Par ailleurs, la distinction entre invention et découverte, posée par la directive, limite également les possibilités de brevets déposés sur le vivant. En effet, tout ce qui n'est qu'une découverte de l'existant naturel, et qui ne fait donc pas appel à l'inventivité scientifique, est exclu du champ de la brevetabilité.

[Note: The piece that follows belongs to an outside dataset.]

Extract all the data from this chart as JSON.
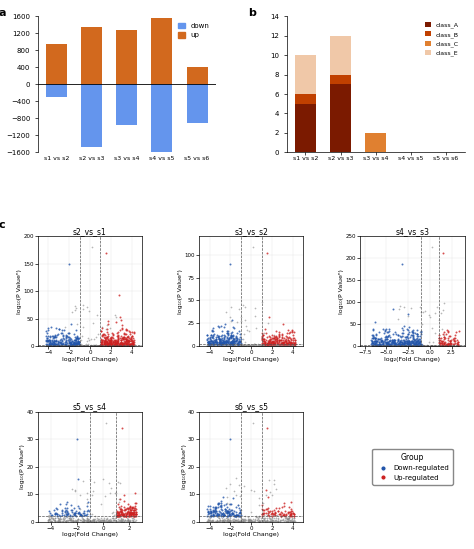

Une application de ce principe est l'exclusion des variétés végétales et des races animales du champ de la brevetabilité ainsi que l'exclusion du corps humain. Cette définition européenne du brevet sur le vivant, très différente de sa conception américaine, est donc propre à limiter les excès. Elle peut permettre d'éviter l'apparition de nouvelles contraintes pour les chercheurs, dues à une accumulation des brevets, à des redevances en cascade pour tous leurs propriétaires et à l'existence de brevets larges pouvant englober des pans entiers de secteurs de recherche.
Le second point que je souhaite aborder a trait à la coordination entre le droit des brevets et celui des obtentions végétales. L'agriculteur que je suis ne peut que se féliciter des propositions de notre rapporteur concernant l'exception du sélectionneur. En effet, le certificat d'obtention végétale, système qui est utilisé pour protéger la création variétale en Europe, est un dispositif équilibré.
Il comporte ainsi deux exceptions au droit de propriété sur les variétés, dont une seule a été reprise dans la directive 98/44/CE, celle qui est relative au droit d'un agriculteur d'utiliser une partie de sa récolte pour resemis, dans des conditions définies.
La seconde exception, dite exception du sélectionneur, permet l'usage, à des fins de créations nouvelles, de la variété génétique représentée par les variétés protégées et légalement accessibles.
Or lorsqu'une variété végétale est protégée par un certificat d'obtention végétale, elle peut également bénéficier d'une protection par brevet si elle incorpore un gène servant de support à une invention. Il est donc nécessaire de coordonner les deux droits de propriété intellectuelle sur une telle variété transgénique.
Je partage l'analyse de M. le rapporteur selon laquelle l'exception du sélectionneur est la seule qui soit à même de permettre aux petites et moyennes entreprises semencières européennes de survivre.
Pour toutes ces raisons, le groupe de l'Union centriste, au nom duquel je m'exprime, est favorable à ce texte et soutiendra les modifications proposées par la commission.
Il me reste à remercier et à féliciter notre rapporteur Jean Bizet et la commission des affaires économiques et du Plan pour leur excellent travail.